Luis Suárez nunca levantó el trofeo de la Copa del Mundo, pero ciertamente hizo sentir su presencia en el torneo, particularmente ante un desafortunado oponente. El ícono uruguayo ayudó a guiarlos hasta los octavos de final en la edición de 2014 antes de verse obligado a presenciar la eliminación de su país desde la barrera.

“Ha pasado mucho tiempo, así que obviamente estoy muy entusiasmado, pero también me siento aliviado de que finalmente todo haya terminado”, reflexionó en una entrevista de 2016 con El Observador cuando finalmente concluyó su suspensión internacional. “Lo peor ya quedó atrás y ahora toca volver a disfrutar jugando para Uruguay, que es lo que he estado esperando durante tanto tiempo”.

La FIFA confirmó en su informe disciplinario que los dos mordiscos anteriores de Suárez mientras jugaba para el Ajax y el Liverpool se tomarían en consideración como prueba.
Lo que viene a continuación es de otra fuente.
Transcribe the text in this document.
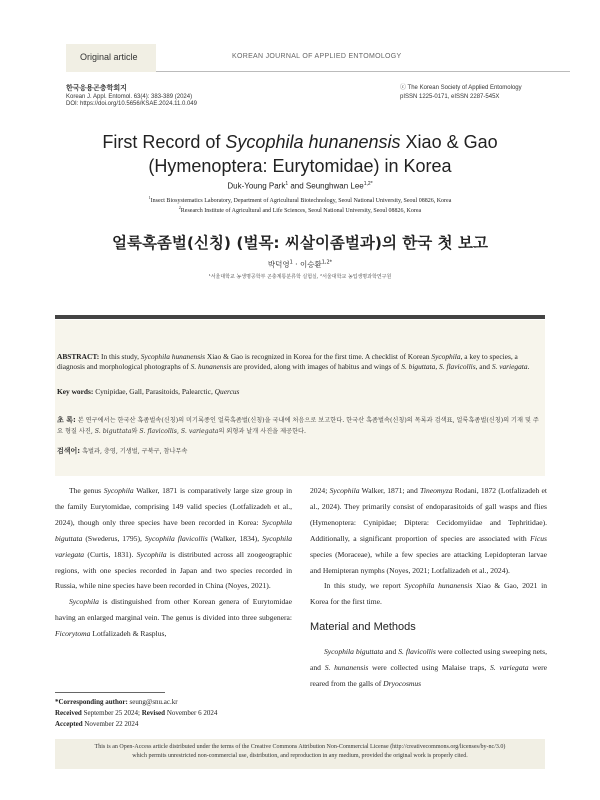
Original article	KOREAN JOURNAL OF APPLIED ENTOMOLOGY
한국응용곤충학회지
Korean J. Appl. Entomol. 63(4): 383-389 (2024)
DOI: https://doi.org/10.5656/KSAE.2024.11.0.049
ⓒ The Korean Society of Applied Entomology
pISSN 1225-0171, eISSN 2287-545X
First Record of Sycophila hunanensis Xiao & Gao
(Hymenoptera: Eurytomidae) in Korea
Duk-Young Park$^1$ and Seunghwan Lee$^{1,2*}$
$^1$Insect Biosystematics Laboratory, Department of Agricultural Biotechnology, Seoul National University, Seoul 08826, Korea
$^2$Research Institute of Agricultural and Life Sciences, Seoul National University, Seoul 08826, Korea
얼룩혹좀벌(신칭) (벌목: 씨살이좀벌과)의 한국 첫 보고
박덕영$^1$ · 이승환$^{1,2*}$
¹서울대학교 농생명공학부 곤충계통분류학 실험실, ²서울대학교 농업생명과학연구원
ABSTRACT: In this study, Sycophila hunanensis Xiao & Gao is recognized in Korea for the first time. A checklist of Korean Sycophila, a key to species, a diagnosis and morphological photographs of S. hunanensis are provided, along with images of habitus and wings of S. biguttata, S. flavicollis, and S. variegata.
Key words: Cynipidae, Gall, Parasitoids, Palearctic, Quercus
초 록: 본 연구에서는 한국산 혹좀벌속(신칭)의 미기록종인 얼룩혹좀벌(신칭)을 국내에 처음으로 보고한다. 한국산 혹좀벌속(신칭)의 목록과 검색표, 얼룩혹좀벌(신칭)의 기재 및 주요 형질 사진, S. biguttata와 S. flavicollis, S. variegata의 외형과 날개 사진을 제공한다.
검색어: 혹벌과, 충영, 기생벌, 구북구, 참나무속

The genus Sycophila Walker, 1871 is comparatively large size group in the family Eurytomidae, comprising 149 valid species (Lotfalizadeh et al., 2024), though only three species have been recorded in Korea: Sycophila biguttata (Swederus, 1795), Sycophila flavicollis (Walker, 1834), Sycophila variegata (Curtis, 1831). Sycophila is distributed across all zoogeographic regions, with one species recorded in Japan and two species recorded in Russia, while nine species have been recorded in China (Noyes, 2021).

Sycophila is distinguished from other Korean genera of Eurytomidae having an enlarged marginal vein. The genus is divided into three subgenera: Ficorytoma Lotfalizadeh & Rasplus,

2024; Sycophila Walker, 1871; and Tineomyza Rodani, 1872 (Lotfalizadeh et al., 2024). They primarily consist of endoparasitoids of gall wasps and flies (Hymenoptera: Cynipidae; Diptera: Cecidomyiidae and Tephritidae). Additionally, a significant proportion of species are associated with Ficus species (Moraceae), while a few species are attacking Lepidopteran larvae and Hemipteran nymphs (Noyes, 2021; Lotfalizadeh et al., 2024).

In this study, we report Sycophila hunanensis Xiao & Gao, 2021 in Korea for the first time.

Material and Methods

Sycophila biguttata and S. flavicollis were collected using sweeping nets, and S. hunanensis were collected using Malaise traps, S. variegata were reared from the galls of Dryocosmus

*Corresponding author: seung@snu.ac.kr
Received September 25 2024; Revised November 6 2024
Accepted November 22 2024
This is an Open-Access article distributed under the terms of the Creative Commons Attribution Non-Commercial License (http://creativecommons.org/licenses/by-nc/3.0)
which permits unrestricted non-commercial use, distribution, and reproduction in any medium, provided the original work is properly cited.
Sin embargo, eso no sirvió de mucho para suavizar el golpe para el delantero uruguayo.

“Me trataron peor que a un gamberro, porque excluir a alguien de un partido de fútbol o de un entrenamiento es simplemente incomprensible”, añadió. “Cuatro meses sin poder jugar un partido competitivo y una suspensión internacional de dos años es demasiado. Simplemente no tiene sentido. Es casi peor que si hubiera dado positivo en una prueba de dopaje”.

El incondicional italiano Chiellini tenía las marcas de mordiscos para demostrarlo. El desagradable episodio se volvió aún más agonizante cuando Diego Godín anotó el único gol del partido poco después, expulsando a Italia del torneo e impulsando a Uruguay a los octavos de final.

Muchos aficionados habrán sentido cierto grado de justicia cuando La Celeste cayó derrotada por 2-0 en su primer partido eliminatorio contra Colombia. James Rodríguez marcó dos goles para llevar a su equipo a los cuartos de final y posteriormente se llevó la Bota de Oro del torneo.

Sigue siendo una de varias imperfecciones en lo que de otro modo fue una extraordinaria carrera de Suárez como futbolista. En una era dominada por Cristiano Ronaldo y su compañero Lionel Messi en la cima de la clasificación del Balón de Oro, Suárez aún se labró una reputación como uno de los mejores delanteros de su generación.

El sudamericano, que finalmente se reconcilió con Chiellini, bien podría haber reclamado el honor individual más codiciado del fútbol si hubiera nacido en una generación diferente. Sin embargo, la reputación que perdió a causa de sus problemas disciplinarios puede haberle costado en última instancia ese reconocimiento.

Su ex equipo Uruguay estará ausente de las rondas eliminatorias de la Copa del Mundo de este año luego de una decepcionante salida en la fase de grupos con Marcelo Bielsa. Alguna vez fueron habituales en las últimas etapas durante la era de Suárez y consiguieron el cuarto lugar en 2010, pero tal vez podrían haber logrado un éxito aún mayor sin sus notorios incidentes de mordiscos.